The US State Department has announced the threat of travel bans on extremist Jewish settlers, saying they will not benefit from new rules on visa-free entry into the US and will have current US visas revoked.
Dozens of settlers banned from US
The group targeted by the US decision is estimated to include dozens of Israeli settlers and their families. While they have not been publicly identified, they are accused of violent action against Palestinians in the occupied West Bank, often supported by Israeli forces.
On one hand, the US has refrained from publicly criticising Israel’s military offensive following Hamas terror attacks in early October, though it has pressed Israel to consider the disproportionate civilian casualties in heavily populated southern Gaza and to implement “humanitarian pauses”.
The settler violence seen in the West Bank and Israel’s failure to prevent it, have, on the other hand, attracted a clearer US response. “We have underscored to the Israeli government the need to do more to hold accountable extremist settlers who have committed violent attacks against Palestinians in the West Bank,” Secretary of State, Anthony Blinken said in a statement. “As President Biden has repeatedly said, those attacks are unacceptable.”
The toll of settler violence
A minimum of eight Palestinian deaths and 314 attacks on Palestinians and their property have been recorded by the UN Office for the Coordination of Humanitarian Affairs in the West Bank since the October 7 Hamas attacks. Notably, almost 50% of these attacks had the support or direct participation of Israeli forces.

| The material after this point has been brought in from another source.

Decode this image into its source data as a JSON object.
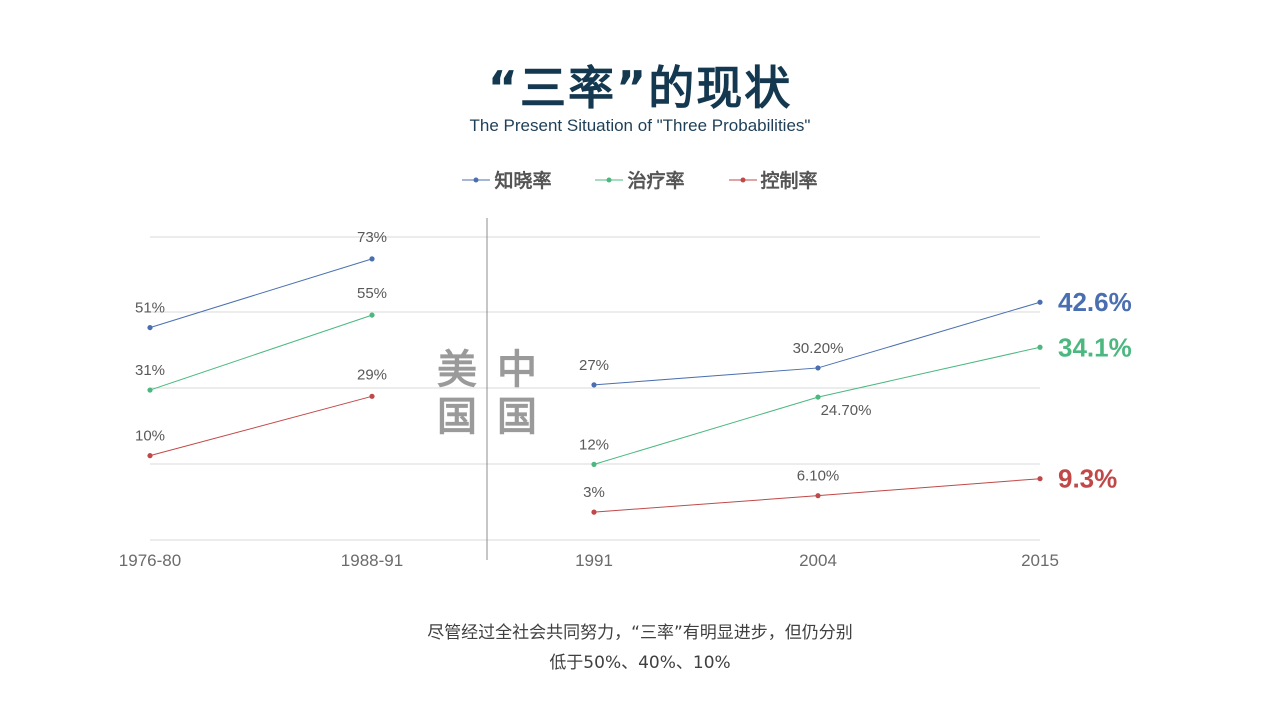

At least 33% of the assaults on Palestinians involved firearms and shootings, the Office has said.
“Instability harms the people”
The US travel ban comes then as part of increased US pressure to render Israel accountable for settler violence against Palestinians and to make the link between instability in the region and prosperity, security and peace for all. “Both Israel and the Palestinian Authority have the responsibility to uphold stability in the West Bank,” Blinken said. “Instability in the West Bank both harms the Israeli and Palestinian people and threatens Israel’s national security interests.”
Israel, meanwhile, has raised its own travel alert warning levels for dozens of nations around the world, calling on its citizens to reconsider the necessity of travel and to refrain from public protests and outward displays of identiy, citing increased antisemitism and targeting of Jewish sites and people.